The mosque will also be “an emblem of moderate Islam in Algeria and a shield against all forms of extremism,” said Ahmed Madani, an adviser to the Algerian ministry of housing.
Others, however, believe that Algeria prioritized this building due to its usual bitter rivalry with its neighbour, Morocco. Morocco, since 1993, has had the largest mosque in Africa, but this would no longer be the case when Algeria completes its mega structure.
“If we build a mosque, they build a mosque; if we go to the moon, they want to go to the moon too,” Samir Bennis, a Morocco foreign policy analyst told Quartz in 2016.
He said the rivalry between Algeria and Morocco has been ongoing since The Sand War, a military conflict over territory in 1963.
“Algeria resents that our army inflicted them a humiliation during that brief war,” Bennis said.
The Algerian mosque, which will now beat Morocco’s in overall size and height of its minaret, was designed with the help of German architectural firm, KSPJurgen Engel Architekten.
The minaret of the 22-hectare complex would have 43 floors. Each floor would contain a museum that documents a specific historical era of Islam. There will be three floors under the mosque including a car park with a capacity to hold 6,000 vehicles, said Al Arabiya English.
The whole mosque complex, which comprises more than 400,000 square metres, has an adjacent park, public square, cultural centre, housing, a fire station and a library that can host 6,000 people at a time.
The mosque also has solar panels and a system that would allow it to retain water which will then be recycled for other uses.

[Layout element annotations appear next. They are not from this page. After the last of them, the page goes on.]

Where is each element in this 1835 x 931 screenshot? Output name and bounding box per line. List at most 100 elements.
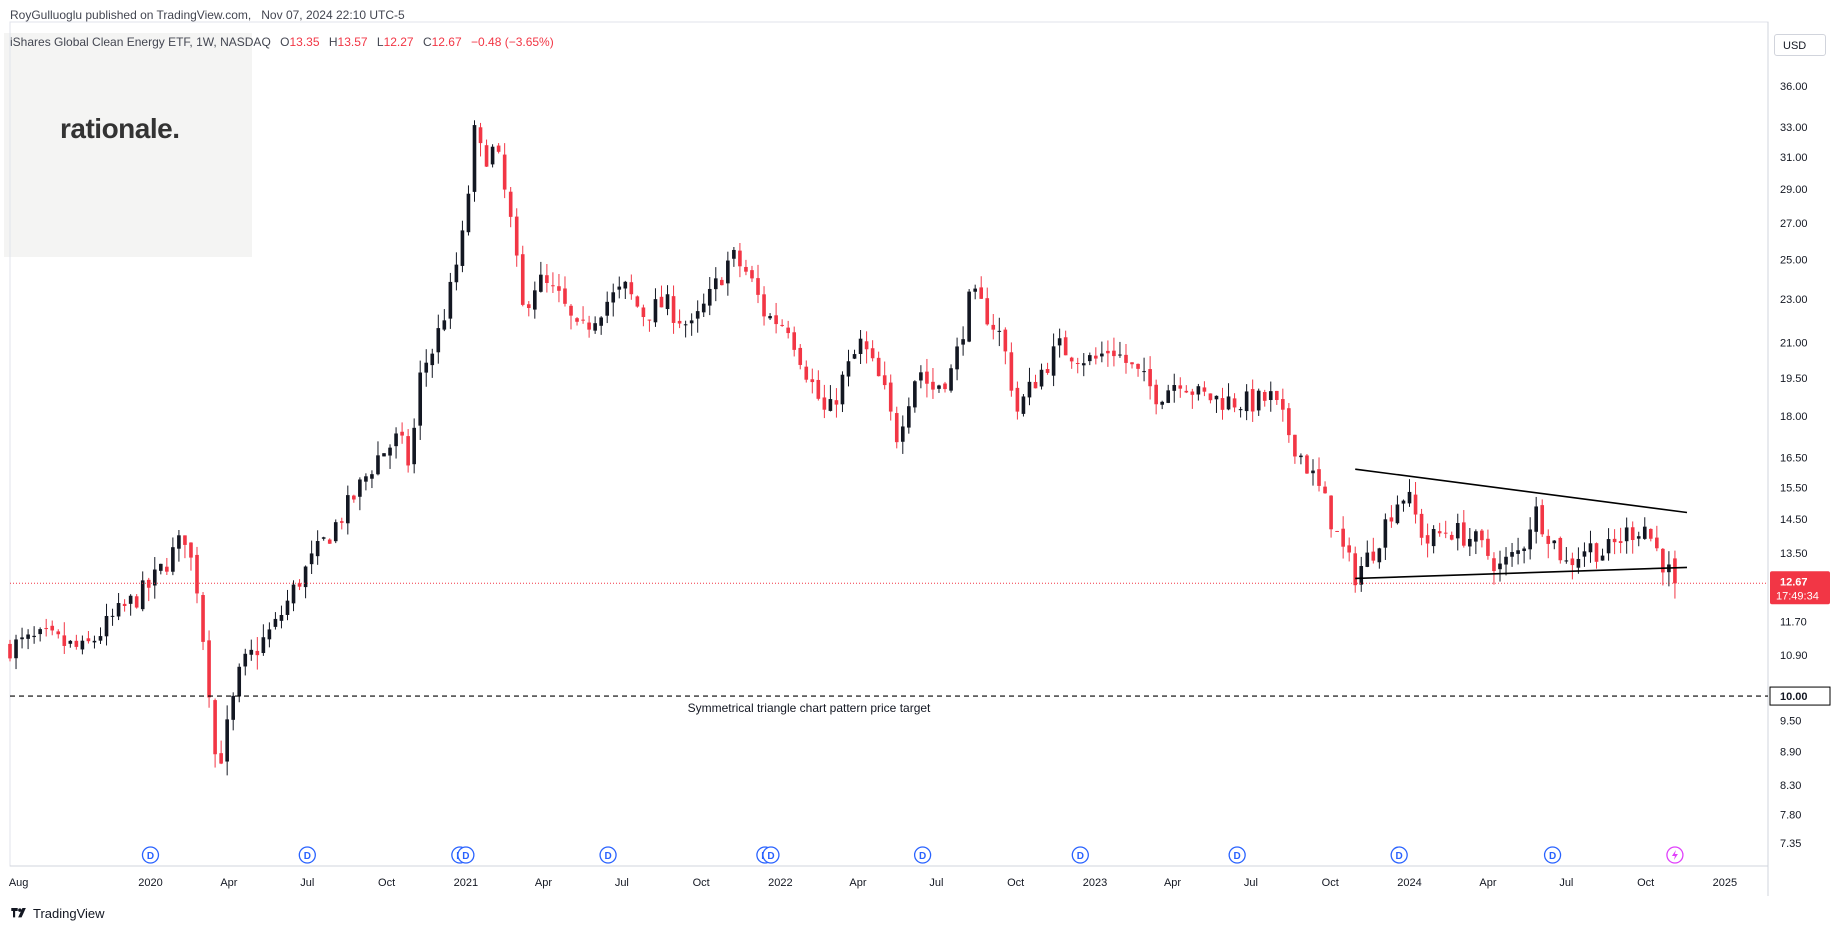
- candle-body: [900, 426, 905, 442]
- close-value: 12.67: [431, 35, 462, 49]
- x-tick-label: Jul: [929, 877, 943, 889]
- dividend-marker[interactable]: [1390, 846, 1408, 864]
- trendline-upper[interactable]: [1355, 468, 1688, 514]
- candle-body: [1655, 537, 1659, 549]
- dividend-marker[interactable]: [599, 846, 617, 864]
- candle-body: [1075, 362, 1080, 364]
- candle-body: [1347, 545, 1351, 553]
- candles: [8, 120, 1677, 776]
- candle-body: [925, 371, 929, 384]
- candle-body: [38, 629, 42, 635]
- y-tick-label: 33.00: [1780, 122, 1808, 134]
- y-tick-label: 23.00: [1780, 294, 1808, 306]
- candle-body: [834, 400, 839, 405]
- candle-body: [635, 296, 640, 307]
- candle-body: [183, 535, 187, 545]
- candle-body: [1238, 409, 1243, 411]
- x-tick-label: Oct: [378, 877, 395, 889]
- price-target-axis-badge: [1769, 686, 1831, 706]
- candle-body: [382, 453, 386, 457]
- candle-body: [80, 640, 85, 650]
- candle-body: [1154, 384, 1158, 405]
- candle-body: [255, 650, 260, 656]
- candle-body: [943, 383, 947, 390]
- dividend-marker[interactable]: [1071, 846, 1089, 864]
- candle-body: [1094, 355, 1098, 359]
- trendline-lower[interactable]: [1355, 566, 1688, 580]
- dividend-marker[interactable]: [141, 846, 160, 864]
- candle-body: [671, 296, 676, 323]
- candle-body: [810, 379, 815, 383]
- candle-body: [249, 649, 254, 655]
- dividend-marker[interactable]: [1228, 846, 1246, 864]
- candle-body: [563, 288, 567, 304]
- candle-body: [1419, 513, 1424, 538]
- candle-body: [406, 436, 410, 466]
- x-tick-label: Jul: [1244, 877, 1258, 889]
- open-value: 13.35: [289, 35, 320, 49]
- dividend-marker-glyph: D: [1077, 851, 1084, 862]
- y-tick-label: 19.50: [1780, 373, 1808, 385]
- candle-body: [1389, 517, 1394, 522]
- candle-body: [207, 640, 211, 698]
- dividend-marker[interactable]: [762, 846, 780, 864]
- dividend-marker-glyph: D: [462, 851, 469, 862]
- footer-brand[interactable]: TradingView: [10, 906, 105, 921]
- candle-body: [448, 281, 453, 319]
- candle-body: [1528, 529, 1532, 550]
- currency-button[interactable]: USD: [1774, 34, 1826, 56]
- y-tick-label: 11.70: [1780, 616, 1807, 628]
- y-tick-label: 27.00: [1780, 218, 1808, 230]
- candle-body: [732, 249, 736, 259]
- candle-body: [158, 563, 163, 571]
- candle-body: [695, 311, 700, 319]
- candle-body: [165, 566, 169, 572]
- candle-body: [701, 303, 706, 313]
- candle-body: [1148, 369, 1152, 387]
- candle-body: [339, 521, 344, 523]
- candle-body: [98, 636, 103, 641]
- candle-body: [134, 596, 139, 608]
- candle-body: [1606, 539, 1611, 554]
- candle-body: [774, 315, 778, 325]
- candle-body: [864, 341, 869, 350]
- x-tick-label: Jul: [300, 877, 314, 889]
- candle-body: [726, 260, 730, 284]
- candle-body: [804, 366, 809, 380]
- candle-body: [888, 382, 893, 412]
- candle-body: [1449, 534, 1454, 540]
- candle-body: [56, 631, 61, 635]
- candle-body: [1232, 398, 1237, 408]
- candle-body: [1437, 531, 1442, 534]
- x-tick-label: 2020: [138, 877, 162, 889]
- candle-body: [388, 447, 392, 456]
- candle-body: [225, 719, 229, 762]
- dividend-marker[interactable]: [298, 846, 316, 864]
- candle-body: [780, 324, 784, 326]
- dividend-marker-glyph: D: [1549, 851, 1556, 862]
- dividend-marker-glyph: D: [604, 851, 611, 862]
- candle-body: [273, 618, 278, 627]
- last-price-badge: [1770, 571, 1830, 605]
- candle-body: [279, 614, 284, 621]
- candle-body: [840, 374, 845, 405]
- dividend-marker[interactable]: [457, 846, 475, 864]
- candle-body: [1510, 552, 1514, 557]
- candle-body: [997, 330, 1002, 332]
- candle-body: [545, 275, 549, 284]
- candle-body: [1618, 541, 1623, 544]
- candle-body: [74, 640, 79, 647]
- candle-body: [689, 320, 694, 324]
- candle-body: [852, 354, 857, 359]
- candle-body: [62, 635, 67, 646]
- publish-timestamp: Nov 07, 2024 22:10 UTC-5: [261, 8, 405, 22]
- candle-body: [394, 433, 398, 447]
- x-tick-label: 2025: [1713, 877, 1737, 889]
- dividend-marker[interactable]: [913, 846, 932, 864]
- candle-body: [1166, 390, 1171, 403]
- change-value: −0.48 (−3.65%): [471, 35, 554, 49]
- dividend-marker[interactable]: [1543, 846, 1562, 864]
- candle-body: [285, 600, 290, 615]
- candle-body: [1027, 381, 1032, 398]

When the construction of the mosque began in 2012, it employed about 2,300 construction workers, engineers and managers. An additional 17,000 people were employed indirectly as subcontractors, said a report by The B1M.
Earlier, experts warned against the risks of the mosque being destroyed in an earthquake as Algiers spans two major plates and is regularly hit by earthquakes.
Madani told the AFP in 2016 that a mechanism which can absorb earth movements has been put into place. This would enable the complex to withstand a magnitude 9.0 earthquake.
Officials may be elated about the grand edifice, but critics believe that the huge money involved in the project could have been spent elsewhere – like building hospitals, improving healthcare and education.